Seul Gi ridacchiò coprendosi la bocca con la mano «Unnie, scommetto che è un tipo “okay”. Dovresti almeno provare a conoscerlo… E se non ti piace, non lo sposi. Questa sera lo conosceremo!», cominciò a saltellare sul materasso producendo un fastidioso suono di molle arrugginite che si allungavano e stringevano. La fermai prendendola per il polso e baciandole teneramente la guancia «Va bene, Sapientino. Ora andiamo ad aiutare la mamma e a rendere più presentabile questa casa».
Passammo il resto della giornata a spolverare mobili antichi, pulire le stanze del piano di sotto -l’enorme cucina, la sala da pranzo, il bagno e l’atrio - dagli innumerevoli residui di polvere, lucidare specchi e dare la caccia agli insetti che avevano creato il loro Impero lì in mezzo.
Erano le sette di sera, quando la mamma mi chiese di aiutarla a preparare la cena: spaghetti immersi nella zuppa, carne alla griglia e gelato alla fragola per dessert.
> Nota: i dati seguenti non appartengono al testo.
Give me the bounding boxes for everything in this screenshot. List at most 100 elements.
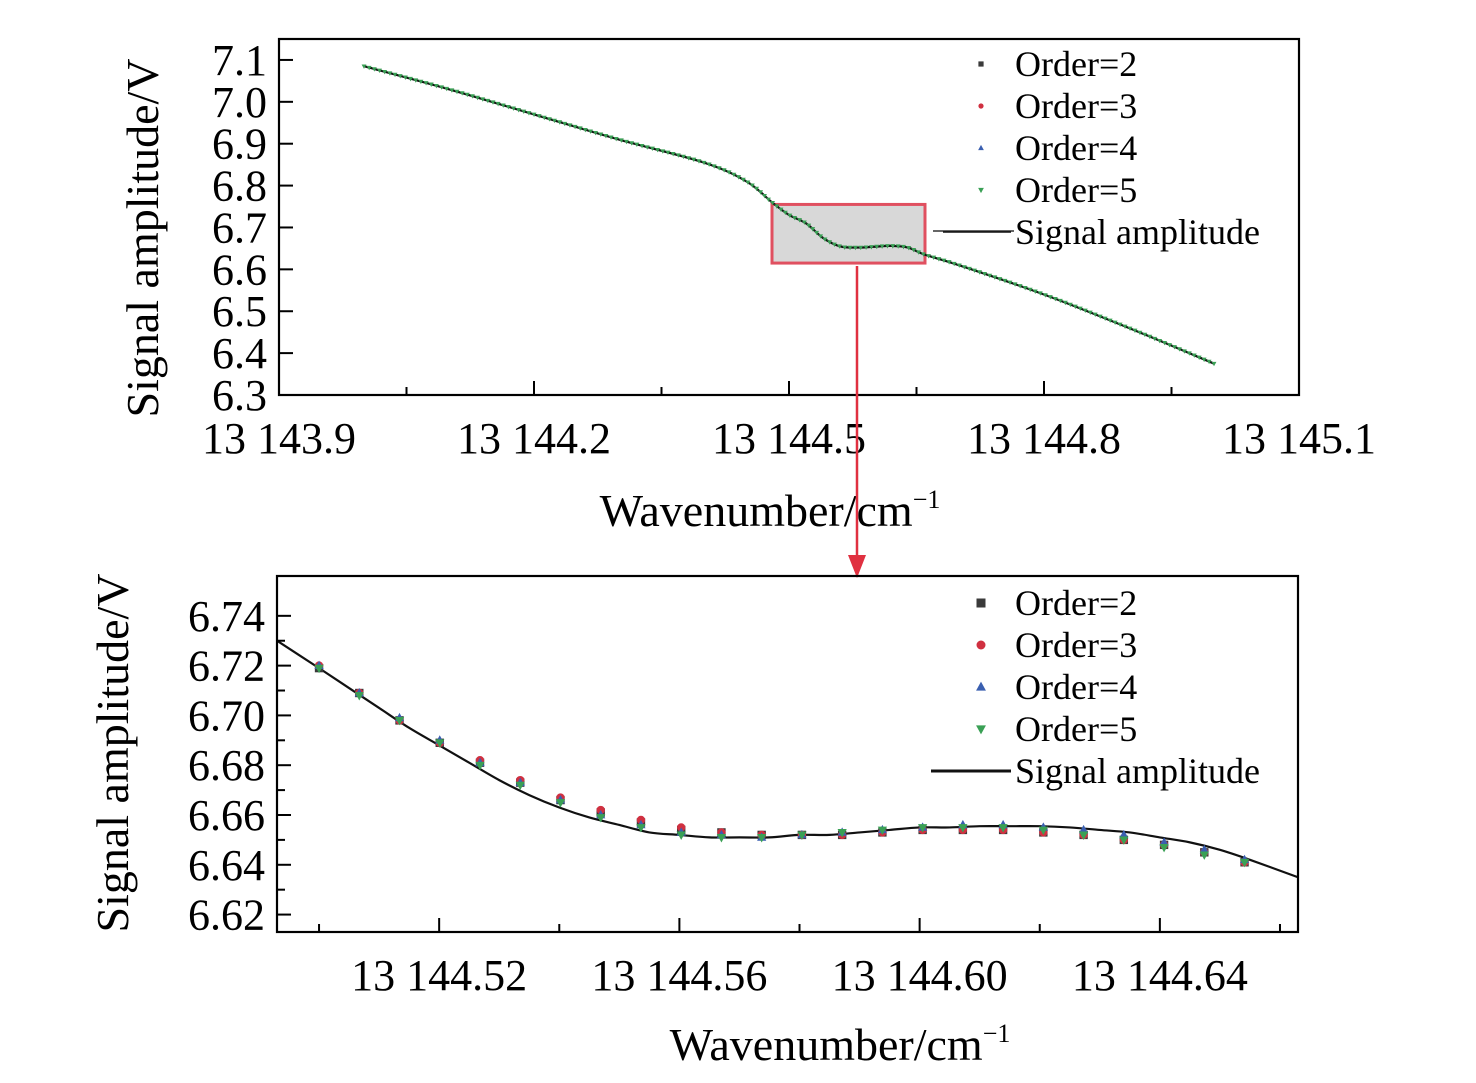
x-tick-label: 13 144.5: [712, 414, 866, 463]
data-point-order5: [603, 134, 609, 139]
data-point-order5: [801, 220, 807, 225]
data-point-order5: [911, 247, 917, 253]
x-tick-label: 13 144.64: [1072, 951, 1248, 1000]
legend-marker: [978, 144, 984, 151]
data-point-order5: [956, 263, 962, 268]
data-point-order5: [511, 106, 516, 111]
zoomed-chart: 13 144.52 13 144.56 13 144.60 13 144.64 6.62…: [87, 573, 1300, 1070]
data-point-order5: [961, 265, 967, 270]
data-point-order5: [454, 89, 460, 95]
data-point-order5: [792, 216, 798, 221]
zoom-arrow-head: [848, 555, 866, 578]
data-point-order5: [552, 118, 557, 124]
data-point-order5: [1117, 322, 1123, 328]
data-point-order5: [515, 781, 525, 791]
legend-marker: [978, 61, 984, 67]
data-point-order5: [877, 826, 888, 835]
data-point-order5: [459, 91, 465, 96]
data-point-order5: [521, 109, 527, 114]
data-point-order5: [837, 829, 847, 838]
data-point-order5: [649, 146, 655, 152]
y-axis-label: Signal amplitude/V: [117, 58, 168, 417]
legend-label: Order=5: [1015, 170, 1137, 210]
y-tick-label: 6.64: [188, 841, 265, 890]
legend-item: Order=3: [976, 625, 1137, 665]
x-axis-label: Wavenumber/cm−1: [600, 485, 941, 536]
data-point-order5: [1137, 330, 1143, 336]
x-tick-label: 13 143.9: [202, 414, 356, 463]
legend-marker: [976, 681, 986, 691]
x-tick-label: 13 144.60: [832, 951, 1008, 1000]
data-point-order5: [490, 100, 496, 105]
data-point-order5: [972, 268, 977, 273]
data-point-order5: [982, 272, 988, 277]
data-point-order5: [644, 145, 650, 150]
data-point-order5: [397, 74, 403, 79]
data-point-order5: [634, 142, 640, 148]
data-point-order5: [951, 261, 957, 267]
data-point-order5: [371, 67, 377, 72]
data-point-order5: [946, 260, 952, 265]
legend-marker: [976, 640, 986, 650]
data-point-order5: [392, 72, 398, 78]
data-point-order5: [987, 273, 993, 279]
data-point-order5: [967, 266, 972, 272]
x-axis-label: Wavenumber/cm−1: [670, 1019, 1011, 1070]
data-point-order5: [745, 180, 751, 185]
data-point-order5: [1067, 302, 1073, 308]
data-point-order5: [1181, 349, 1187, 354]
legend-label: Order=4: [1015, 128, 1137, 168]
data-point-order5: [608, 135, 614, 140]
data-point-order5: [361, 64, 367, 69]
data-point-order5: [890, 244, 896, 249]
data-point-order5: [1201, 357, 1207, 363]
data-point-order5: [423, 81, 429, 86]
y-tick-label: 6.62: [188, 891, 265, 940]
data-point-order5: [636, 824, 646, 833]
data-point-order5: [475, 761, 485, 771]
data-point-order5: [863, 245, 869, 250]
data-point-order4: [1199, 844, 1209, 854]
x-tick-label: 13 144.8: [967, 414, 1121, 463]
data-point-order5: [449, 88, 455, 93]
data-point-order5: [408, 76, 413, 82]
data-point-order5: [500, 103, 506, 108]
data-point-order5: [557, 120, 563, 125]
data-point-order5: [1119, 836, 1129, 845]
data-point-order5: [354, 692, 364, 701]
legend-item: Order=5: [978, 170, 1137, 210]
data-point-order5: [1038, 826, 1048, 835]
data-point-order5: [1072, 304, 1078, 310]
data-point-order5: [1032, 289, 1038, 294]
data-point-order5: [858, 245, 864, 251]
data-point-order5: [885, 244, 890, 249]
data-point-order5: [598, 132, 604, 137]
data-point-order5: [402, 75, 408, 80]
data-point-order5: [1177, 347, 1182, 352]
data-point-order5: [1152, 336, 1158, 342]
data-point-order5: [505, 104, 511, 110]
data-point-order5: [797, 218, 803, 223]
data-point-order5: [847, 245, 853, 251]
data-point-order5: [681, 154, 686, 160]
data-point-order5: [879, 244, 885, 249]
data-point-order5: [1167, 343, 1173, 348]
data-point-order5: [686, 156, 692, 161]
data-point-order5: [736, 175, 742, 180]
data-point-order5: [418, 79, 424, 85]
data-point-order5: [613, 136, 619, 142]
y-tick-label: 6.7: [212, 203, 267, 252]
data-point-order5: [1052, 296, 1058, 302]
legend-item: Order=2: [978, 44, 1137, 84]
data-point-order5: [814, 230, 820, 236]
legend-label: Order=2: [1015, 583, 1137, 623]
data-point-order5: [536, 114, 542, 119]
data-point-order5: [567, 123, 573, 128]
data-point-order5: [1159, 843, 1169, 853]
data-point-order5: [797, 831, 807, 840]
data-point-order5: [1087, 310, 1093, 315]
data-point-order4: [1119, 829, 1129, 839]
data-point-order5: [435, 739, 445, 748]
data-point-order5: [676, 831, 686, 840]
data-point-order4: [1078, 824, 1089, 834]
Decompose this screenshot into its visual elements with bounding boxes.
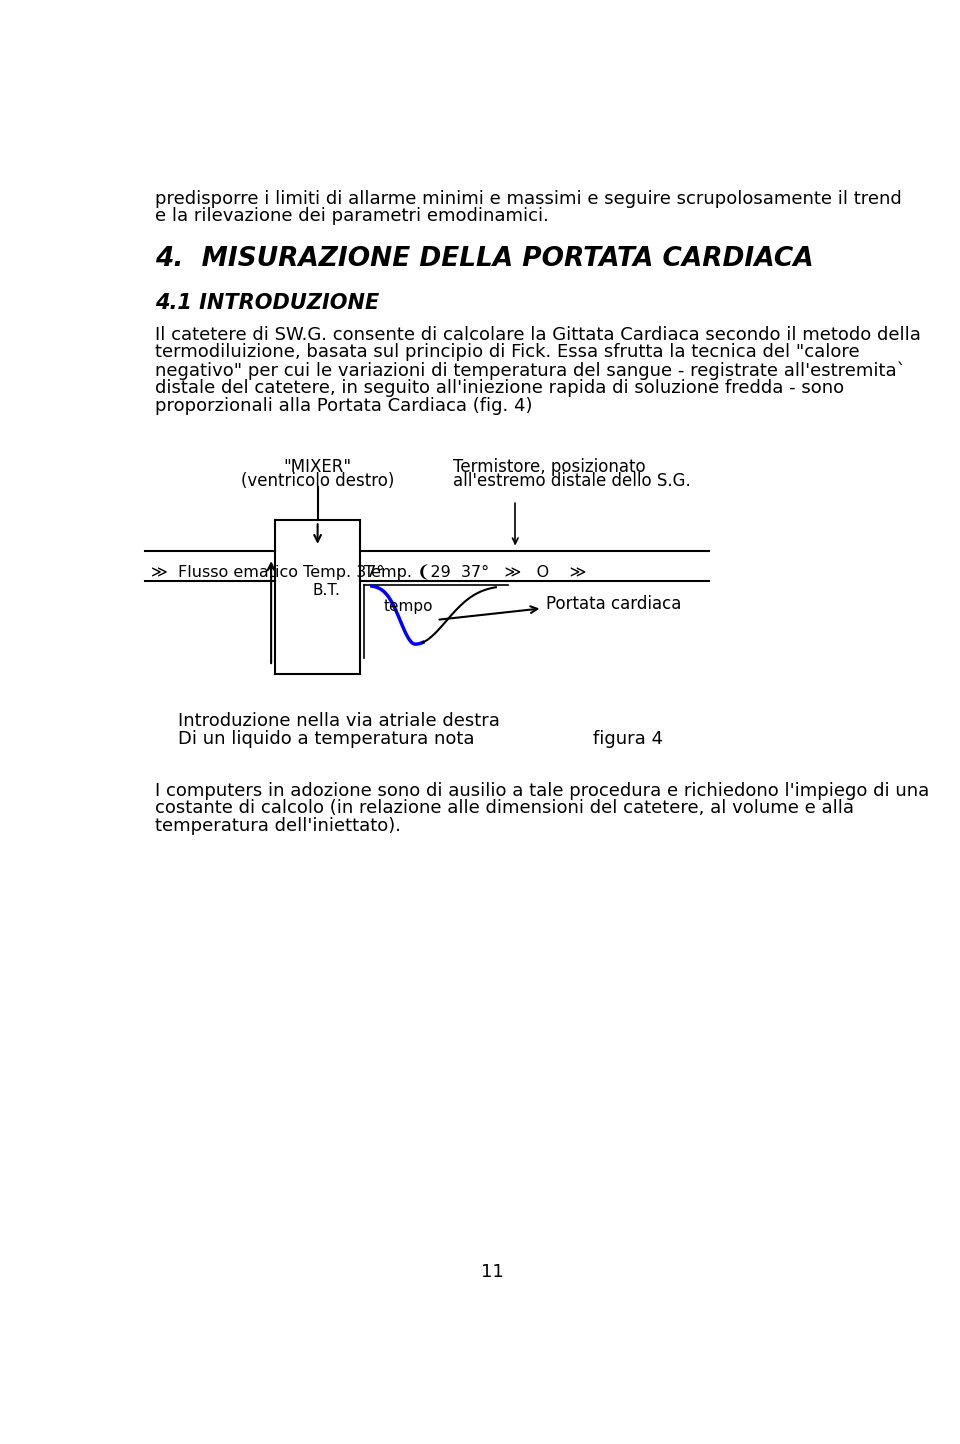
Text: "MIXER": "MIXER" bbox=[283, 458, 351, 477]
Text: B.T.: B.T. bbox=[313, 583, 341, 598]
Text: negativo" per cui le variazioni di temperatura del sangue - registrate all'estre: negativo" per cui le variazioni di tempe… bbox=[155, 361, 905, 380]
Text: Introduzione nella via atriale destra: Introduzione nella via atriale destra bbox=[179, 712, 500, 731]
Text: Termistore, posizionato: Termistore, posizionato bbox=[453, 458, 646, 477]
Text: Il catetere di SW.G. consente di calcolare la Gittata Cardiaca secondo il metodo: Il catetere di SW.G. consente di calcola… bbox=[155, 326, 921, 344]
Text: Temp. ❨29  37°   ≫   O    ≫: Temp. ❨29 37° ≫ O ≫ bbox=[364, 565, 587, 580]
Text: e la rilevazione dei parametri emodinamici.: e la rilevazione dei parametri emodinami… bbox=[155, 206, 549, 225]
Text: proporzionali alla Portata Cardiaca (fig. 4): proporzionali alla Portata Cardiaca (fig… bbox=[155, 397, 533, 414]
Text: I computers in adozione sono di ausilio a tale procedura e richiedono l'impiego : I computers in adozione sono di ausilio … bbox=[155, 781, 929, 800]
Text: Di un liquido a temperatura nota: Di un liquido a temperatura nota bbox=[179, 731, 474, 748]
Text: temperatura dell'iniettato).: temperatura dell'iniettato). bbox=[155, 817, 401, 835]
Text: costante di calcolo (in relazione alle dimensioni del catetere, al volume e alla: costante di calcolo (in relazione alle d… bbox=[155, 800, 853, 817]
Text: termodiluizione, basata sul principio di Fick. Essa sfrutta la tecnica del "calo: termodiluizione, basata sul principio di… bbox=[155, 344, 859, 361]
Text: (ventricolo destro): (ventricolo destro) bbox=[241, 472, 395, 490]
Text: 11: 11 bbox=[481, 1264, 503, 1281]
Text: predisporre i limiti di allarme minimi e massimi e seguire scrupolosamente il tr: predisporre i limiti di allarme minimi e… bbox=[155, 191, 901, 208]
Text: 4.1 INTRODUZIONE: 4.1 INTRODUZIONE bbox=[155, 293, 379, 313]
Text: all'estremo distale dello S.G.: all'estremo distale dello S.G. bbox=[453, 472, 691, 490]
Text: 4.  MISURAZIONE DELLA PORTATA CARDIACA: 4. MISURAZIONE DELLA PORTATA CARDIACA bbox=[155, 247, 813, 273]
Text: figura 4: figura 4 bbox=[592, 731, 662, 748]
Text: Portata cardiaca: Portata cardiaca bbox=[546, 595, 682, 614]
Text: ≫  Flusso ematico Temp. 37°: ≫ Flusso ematico Temp. 37° bbox=[151, 565, 384, 579]
Text: distale del catetere, in seguito all'iniezione rapida di soluzione fredda - sono: distale del catetere, in seguito all'ini… bbox=[155, 378, 844, 397]
Text: tempo: tempo bbox=[383, 599, 433, 614]
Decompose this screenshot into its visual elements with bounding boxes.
Non ci mise troppo a capire che non ero una cima ai fornelli; così mi mandò in camera a vestirmi come si deve. Optai per un paio di jeans aderenti un po’ più eleganti di quelli che indossavo già e per un maglione a scollo a v a color notte. Mi sistemai i capelli davanti allo specchio incrostato di sporcizia e arricciai il naso quando le mie dita incontrarono un paio di nodi. 
«Unnie!», cinguettò Seul Gi entrando nella stanza come una trottola «Sono qui! Sono arrivati! Andiamo di sotto, vieni», afferrò la mia mano e mi condusse fino alla rampa di scale, felice come non lo era mai stata. Il suo vestitino rosa confetto le arrivava fino alle ginocchia magre e svolazzava qua e là mentre correva al piano di sotto. Ridacchiai «Calmati, piccolina», dissi tra una risata e l’altra.
Arrivammo nel grande atrio e osservammo la mamma che si inchinava rispettosamente in direzione di un uomo abbastanza alto e attraente che era appena entrato dal portone, mentre un ragazzo poco più basso di lui si toglieva un cappello dal capo e una sciarpa di lana.
Deglutii rumorosamente e mi avvicinai ai due ospiti.
Mi appiccicai sul viso un sorriso cordiale e mi inchinai rispettosamente verso i due, ma quando alzai lo sguardo e incontrai quello di Daehyun, rimasi pietrificata dalla sua bellezza. Era un ragazzo di circa diciassette anni, alto, magro e con i muscoli ben allenati delle braccia, ben visibili da sotto la sua camicia bianca. Aveva gli occhi a mandorla, talmente scuri che avevano il potere di risucchiare chiunque li guardasse in un vortice senza via di scampo; e le labbra rosse come le ciliegie e carnose, screpolate a causa del freddo pungente che impregnava l’aria. I suoi capelli erano color cioccolato fondente con qualche sfumatura biondo-scuro, che gli ricadevano elegantemente sulla fronte.
Il ragazzo sorrise calorosamente e si inchinò «Ciao, io sono Daehyun. Spero di diventare presto un tuo amico».
Tossicchiai nervosamente, a disagio, e Seul Gi mi diede una debole pacca sul braccio «Ehm… Il mio nome è Yoon Michiko, ma puoi chiamarmi Michi… Piacere mio», balbettai, grattandomi la nuca.
Mi presentai anche al signor Jung e andammo in sala da pranzo a mangiare, allietati dal buon profumino della carne.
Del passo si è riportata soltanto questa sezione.